On the flip side, unemployment is the US is super low. It's true that workers can only hold one job at a time, but they are not "trapped" at a job. In fact, they have more mobility than ever, which also gives them leverage to negotiate for higher salaries or to hop jobs. Not to mention more gig jobs, remote jobs, and contract jobs than ever, even for highly paid positions. Sure, losing a job hurts. But the employees who plan for this possibility, who maintain skills, maintain savings, and live within their means, can find new jobs, just as businesses who plan well can weather employee turnover.

It goes both ways.

So if you're in a position where your employer has some huge power dynamic hold on you, is that some universal truth for all employees resulting from the nature of the employer-employee dynamic? I don't think so. I think that's the result of poor personal decisions, or bad luck at best.

All that said, I'm 100% on board with legal protections that set a high standard for employers. We have plenty of those already. And I'm 100% on board with government stepping in to help take care of people who fall through the cracks. For example, I love that COBRA allowed me to stay on my previous employer-provided group healthcare plan for 18 months(!) after my last job ended.

What I'm against is any cultural or legal change that begins to suggest that its employers' responsibility to keep their people employed. It's not. Financially, the system can't work that way. Employers are not our parents or our nannies or our caretakers, and we should not try to make them into that.

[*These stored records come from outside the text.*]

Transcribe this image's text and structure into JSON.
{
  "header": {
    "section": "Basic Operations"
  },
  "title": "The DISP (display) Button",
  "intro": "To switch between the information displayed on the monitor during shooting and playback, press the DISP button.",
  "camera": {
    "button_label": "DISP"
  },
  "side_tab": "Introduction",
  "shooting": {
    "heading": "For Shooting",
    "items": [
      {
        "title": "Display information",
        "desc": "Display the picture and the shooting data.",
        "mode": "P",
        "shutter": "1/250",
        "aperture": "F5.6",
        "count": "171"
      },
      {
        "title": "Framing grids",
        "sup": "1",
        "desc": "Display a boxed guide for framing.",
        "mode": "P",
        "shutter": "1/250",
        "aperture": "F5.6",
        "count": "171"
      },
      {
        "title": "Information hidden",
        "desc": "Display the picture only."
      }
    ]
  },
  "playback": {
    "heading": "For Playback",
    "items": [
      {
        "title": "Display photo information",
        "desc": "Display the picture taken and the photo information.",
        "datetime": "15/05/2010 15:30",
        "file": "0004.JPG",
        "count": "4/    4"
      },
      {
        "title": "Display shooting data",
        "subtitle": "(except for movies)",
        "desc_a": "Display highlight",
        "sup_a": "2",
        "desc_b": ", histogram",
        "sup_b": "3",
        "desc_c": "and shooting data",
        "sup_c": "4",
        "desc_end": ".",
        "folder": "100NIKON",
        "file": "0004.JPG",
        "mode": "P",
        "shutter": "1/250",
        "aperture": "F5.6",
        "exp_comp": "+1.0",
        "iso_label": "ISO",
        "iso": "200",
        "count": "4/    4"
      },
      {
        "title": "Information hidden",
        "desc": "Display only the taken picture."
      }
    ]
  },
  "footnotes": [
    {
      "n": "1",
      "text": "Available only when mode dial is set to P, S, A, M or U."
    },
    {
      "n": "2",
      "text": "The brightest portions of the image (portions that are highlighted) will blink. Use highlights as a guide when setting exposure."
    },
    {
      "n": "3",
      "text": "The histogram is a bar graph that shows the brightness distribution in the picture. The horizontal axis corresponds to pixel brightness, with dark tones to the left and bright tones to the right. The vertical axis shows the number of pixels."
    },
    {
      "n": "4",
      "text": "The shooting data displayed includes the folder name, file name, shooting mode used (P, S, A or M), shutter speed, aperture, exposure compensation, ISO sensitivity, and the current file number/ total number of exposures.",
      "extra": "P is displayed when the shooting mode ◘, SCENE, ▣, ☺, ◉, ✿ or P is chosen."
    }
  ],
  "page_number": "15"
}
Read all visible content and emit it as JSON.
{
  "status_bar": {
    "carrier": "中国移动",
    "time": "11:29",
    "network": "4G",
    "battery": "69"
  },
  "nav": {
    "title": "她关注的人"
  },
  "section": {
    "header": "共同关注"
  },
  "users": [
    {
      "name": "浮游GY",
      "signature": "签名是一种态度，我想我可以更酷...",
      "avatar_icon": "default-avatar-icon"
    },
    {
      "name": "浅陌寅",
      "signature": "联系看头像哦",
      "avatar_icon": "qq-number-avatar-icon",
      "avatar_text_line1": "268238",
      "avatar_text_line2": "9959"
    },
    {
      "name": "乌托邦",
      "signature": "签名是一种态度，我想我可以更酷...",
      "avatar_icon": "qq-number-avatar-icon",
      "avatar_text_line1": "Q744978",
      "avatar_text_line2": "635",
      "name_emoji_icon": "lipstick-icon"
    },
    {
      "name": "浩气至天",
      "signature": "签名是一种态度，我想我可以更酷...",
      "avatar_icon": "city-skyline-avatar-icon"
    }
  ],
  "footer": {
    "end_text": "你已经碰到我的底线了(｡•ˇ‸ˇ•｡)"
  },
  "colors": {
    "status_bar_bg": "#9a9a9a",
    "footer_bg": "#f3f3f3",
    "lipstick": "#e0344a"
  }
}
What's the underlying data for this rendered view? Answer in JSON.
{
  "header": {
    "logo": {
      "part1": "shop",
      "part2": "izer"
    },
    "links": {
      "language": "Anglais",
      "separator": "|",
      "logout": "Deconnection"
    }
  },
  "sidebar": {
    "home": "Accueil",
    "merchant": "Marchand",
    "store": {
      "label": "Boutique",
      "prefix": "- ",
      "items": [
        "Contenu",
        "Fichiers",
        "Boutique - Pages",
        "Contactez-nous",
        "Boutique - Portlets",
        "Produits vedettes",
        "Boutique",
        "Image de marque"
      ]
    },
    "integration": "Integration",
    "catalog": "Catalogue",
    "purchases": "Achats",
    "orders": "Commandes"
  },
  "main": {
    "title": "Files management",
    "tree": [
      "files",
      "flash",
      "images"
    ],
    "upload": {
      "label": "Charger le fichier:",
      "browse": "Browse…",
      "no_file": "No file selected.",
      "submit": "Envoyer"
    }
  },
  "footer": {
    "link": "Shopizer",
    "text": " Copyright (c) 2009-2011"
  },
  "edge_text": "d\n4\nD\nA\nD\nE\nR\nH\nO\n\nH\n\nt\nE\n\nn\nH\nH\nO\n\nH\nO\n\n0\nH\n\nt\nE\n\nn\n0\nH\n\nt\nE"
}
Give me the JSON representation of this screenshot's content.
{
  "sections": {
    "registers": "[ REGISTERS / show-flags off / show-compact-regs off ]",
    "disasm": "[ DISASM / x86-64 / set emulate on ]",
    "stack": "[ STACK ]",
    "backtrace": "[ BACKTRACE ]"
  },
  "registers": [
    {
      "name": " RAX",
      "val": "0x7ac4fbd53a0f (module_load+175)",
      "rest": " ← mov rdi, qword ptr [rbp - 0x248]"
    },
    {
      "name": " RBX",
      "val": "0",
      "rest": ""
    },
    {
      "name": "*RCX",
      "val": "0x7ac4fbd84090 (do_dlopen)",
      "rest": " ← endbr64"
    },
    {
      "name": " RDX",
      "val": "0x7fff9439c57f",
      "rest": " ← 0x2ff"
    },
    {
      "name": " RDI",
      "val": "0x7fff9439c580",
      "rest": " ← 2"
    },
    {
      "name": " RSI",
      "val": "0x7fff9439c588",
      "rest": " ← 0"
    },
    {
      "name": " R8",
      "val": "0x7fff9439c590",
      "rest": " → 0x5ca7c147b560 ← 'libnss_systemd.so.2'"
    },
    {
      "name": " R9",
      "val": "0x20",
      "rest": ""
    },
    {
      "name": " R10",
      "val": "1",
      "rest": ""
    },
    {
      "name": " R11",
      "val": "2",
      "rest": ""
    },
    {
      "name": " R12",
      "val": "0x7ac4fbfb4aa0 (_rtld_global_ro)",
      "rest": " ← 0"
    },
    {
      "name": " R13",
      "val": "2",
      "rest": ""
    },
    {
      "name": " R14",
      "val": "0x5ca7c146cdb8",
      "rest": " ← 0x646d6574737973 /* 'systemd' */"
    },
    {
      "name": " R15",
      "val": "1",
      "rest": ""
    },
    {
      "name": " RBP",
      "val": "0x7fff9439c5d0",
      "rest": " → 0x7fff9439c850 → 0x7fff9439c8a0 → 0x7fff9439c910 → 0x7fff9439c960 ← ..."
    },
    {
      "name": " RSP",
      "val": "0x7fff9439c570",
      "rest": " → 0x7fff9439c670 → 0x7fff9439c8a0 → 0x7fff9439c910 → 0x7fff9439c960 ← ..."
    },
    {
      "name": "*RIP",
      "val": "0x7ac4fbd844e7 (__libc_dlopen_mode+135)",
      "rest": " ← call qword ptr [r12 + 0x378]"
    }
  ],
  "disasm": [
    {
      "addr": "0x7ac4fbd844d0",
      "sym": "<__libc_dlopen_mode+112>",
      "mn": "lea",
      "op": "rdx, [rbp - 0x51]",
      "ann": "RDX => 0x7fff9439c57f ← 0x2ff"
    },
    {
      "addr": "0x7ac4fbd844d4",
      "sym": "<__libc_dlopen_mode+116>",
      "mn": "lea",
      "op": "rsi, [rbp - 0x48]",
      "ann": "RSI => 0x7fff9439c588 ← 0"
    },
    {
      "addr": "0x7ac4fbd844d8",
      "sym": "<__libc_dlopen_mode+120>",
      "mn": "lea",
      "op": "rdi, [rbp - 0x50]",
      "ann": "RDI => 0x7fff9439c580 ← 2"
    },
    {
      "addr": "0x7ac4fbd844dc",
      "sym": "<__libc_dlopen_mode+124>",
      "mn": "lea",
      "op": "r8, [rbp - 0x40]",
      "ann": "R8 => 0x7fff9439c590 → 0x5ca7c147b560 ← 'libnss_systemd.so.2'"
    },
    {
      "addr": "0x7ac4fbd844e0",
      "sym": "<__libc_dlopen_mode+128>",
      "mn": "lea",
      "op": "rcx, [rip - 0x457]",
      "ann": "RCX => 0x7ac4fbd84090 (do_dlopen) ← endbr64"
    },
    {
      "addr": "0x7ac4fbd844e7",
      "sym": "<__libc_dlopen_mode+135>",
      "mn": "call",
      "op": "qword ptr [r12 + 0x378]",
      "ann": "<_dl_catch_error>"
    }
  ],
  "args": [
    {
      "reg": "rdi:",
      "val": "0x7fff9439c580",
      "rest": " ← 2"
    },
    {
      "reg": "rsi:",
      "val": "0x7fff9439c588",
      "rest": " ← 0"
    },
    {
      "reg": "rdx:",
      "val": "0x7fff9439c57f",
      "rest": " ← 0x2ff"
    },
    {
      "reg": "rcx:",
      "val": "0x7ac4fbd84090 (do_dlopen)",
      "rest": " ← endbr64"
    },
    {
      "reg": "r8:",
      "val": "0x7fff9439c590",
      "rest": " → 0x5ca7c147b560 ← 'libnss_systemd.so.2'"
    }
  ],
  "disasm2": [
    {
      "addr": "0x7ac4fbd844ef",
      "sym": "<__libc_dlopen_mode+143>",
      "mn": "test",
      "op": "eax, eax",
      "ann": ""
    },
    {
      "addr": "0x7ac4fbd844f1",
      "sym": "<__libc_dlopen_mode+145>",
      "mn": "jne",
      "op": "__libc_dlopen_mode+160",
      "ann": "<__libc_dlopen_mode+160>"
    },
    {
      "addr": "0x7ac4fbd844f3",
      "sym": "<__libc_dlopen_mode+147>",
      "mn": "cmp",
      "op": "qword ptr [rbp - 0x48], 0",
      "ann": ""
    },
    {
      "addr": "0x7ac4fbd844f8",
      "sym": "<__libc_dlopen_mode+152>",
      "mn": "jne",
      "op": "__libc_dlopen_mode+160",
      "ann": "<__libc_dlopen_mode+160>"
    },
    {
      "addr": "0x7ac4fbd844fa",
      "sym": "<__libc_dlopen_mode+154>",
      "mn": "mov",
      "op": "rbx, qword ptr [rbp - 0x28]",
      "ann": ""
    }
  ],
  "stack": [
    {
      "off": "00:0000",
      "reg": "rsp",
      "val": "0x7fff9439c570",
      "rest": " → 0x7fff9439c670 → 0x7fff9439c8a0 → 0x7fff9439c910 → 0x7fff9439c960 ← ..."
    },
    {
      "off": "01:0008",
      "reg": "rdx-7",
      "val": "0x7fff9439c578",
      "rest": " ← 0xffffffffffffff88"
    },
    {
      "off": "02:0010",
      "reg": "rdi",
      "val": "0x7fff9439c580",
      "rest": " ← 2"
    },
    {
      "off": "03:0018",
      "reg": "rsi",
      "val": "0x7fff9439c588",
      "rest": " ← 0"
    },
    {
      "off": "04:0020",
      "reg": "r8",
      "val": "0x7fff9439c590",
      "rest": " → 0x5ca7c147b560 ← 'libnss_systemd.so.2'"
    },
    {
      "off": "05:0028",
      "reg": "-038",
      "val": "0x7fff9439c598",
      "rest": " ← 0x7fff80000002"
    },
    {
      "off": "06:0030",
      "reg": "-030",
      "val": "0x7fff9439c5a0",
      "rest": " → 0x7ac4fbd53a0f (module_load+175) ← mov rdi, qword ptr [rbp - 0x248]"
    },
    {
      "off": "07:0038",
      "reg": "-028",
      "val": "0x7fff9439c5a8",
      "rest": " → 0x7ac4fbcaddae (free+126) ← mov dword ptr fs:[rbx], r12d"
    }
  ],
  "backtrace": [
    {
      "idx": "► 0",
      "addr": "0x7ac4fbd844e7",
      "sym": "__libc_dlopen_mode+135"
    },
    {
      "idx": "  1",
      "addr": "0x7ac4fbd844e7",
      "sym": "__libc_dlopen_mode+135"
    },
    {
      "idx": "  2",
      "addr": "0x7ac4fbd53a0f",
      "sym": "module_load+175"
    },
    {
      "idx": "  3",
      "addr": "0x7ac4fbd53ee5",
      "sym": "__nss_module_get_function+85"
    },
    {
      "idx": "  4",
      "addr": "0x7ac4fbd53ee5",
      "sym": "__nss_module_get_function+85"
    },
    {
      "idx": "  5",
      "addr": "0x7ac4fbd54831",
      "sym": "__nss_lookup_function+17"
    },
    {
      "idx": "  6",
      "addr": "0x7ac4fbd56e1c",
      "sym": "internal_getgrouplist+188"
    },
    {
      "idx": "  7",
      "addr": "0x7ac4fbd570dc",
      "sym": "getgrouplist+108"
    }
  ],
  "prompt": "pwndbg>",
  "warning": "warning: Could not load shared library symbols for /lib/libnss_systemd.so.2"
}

Hundred percent. Yet, it's also reality, today, that the power asymmetry between individuals and corporations are huge. Anybody trying to bootstrap an independent business is heavily punished, simply because corporations want you to be an employee, just because they can. Unless the system balances the power dynamics, it's futile to tell people that they shouldn't ask for more rights from corporations.


I literally run the biggest website for people trying to bootstrap independent businesses, and I haven't seen anyone complain about being heavily punished for trying to do so. Founders are the most employable people I know, and they typically find it the easiest to go get jobs when their businesses fail (although they hate doing so).


Not everyone has a rich family to fall back on, bud. You could say "fall back on the government" but then this is how the government would do it. They wouldn't want you to fire people for no reason at all. In the same way that people are paid a certain wage as an agreement, there are other conditions too. This can be part of those conditions.

Your claim of: > Yes, and it's an employee's responsibility to not depend on a single job, and to be prepared for the possibility that it might go away. That's the mindset we should be teaching people, because it's REALITY.

is capitalist mindset that thinks there's never a chance of change. Kinda pathetic for a MIT grad, tbh.


> Kinda pathetic for a MIT grad, tbh.

Personal attacks are shite, especially when they dig into someone's background for extra 'bite'.

P.s. what rock have you been living under where you have a preconception that all MIT graduates are ethical white knights that share all of your own opinions?

It's one of the most varietal student bodies at a school that forks people majorly into military programs and research labs.. to expect harmonious homogeny regarding ethical opinions from the graduates is ridiculous.


I can't. My employment contract has a three-month notice period.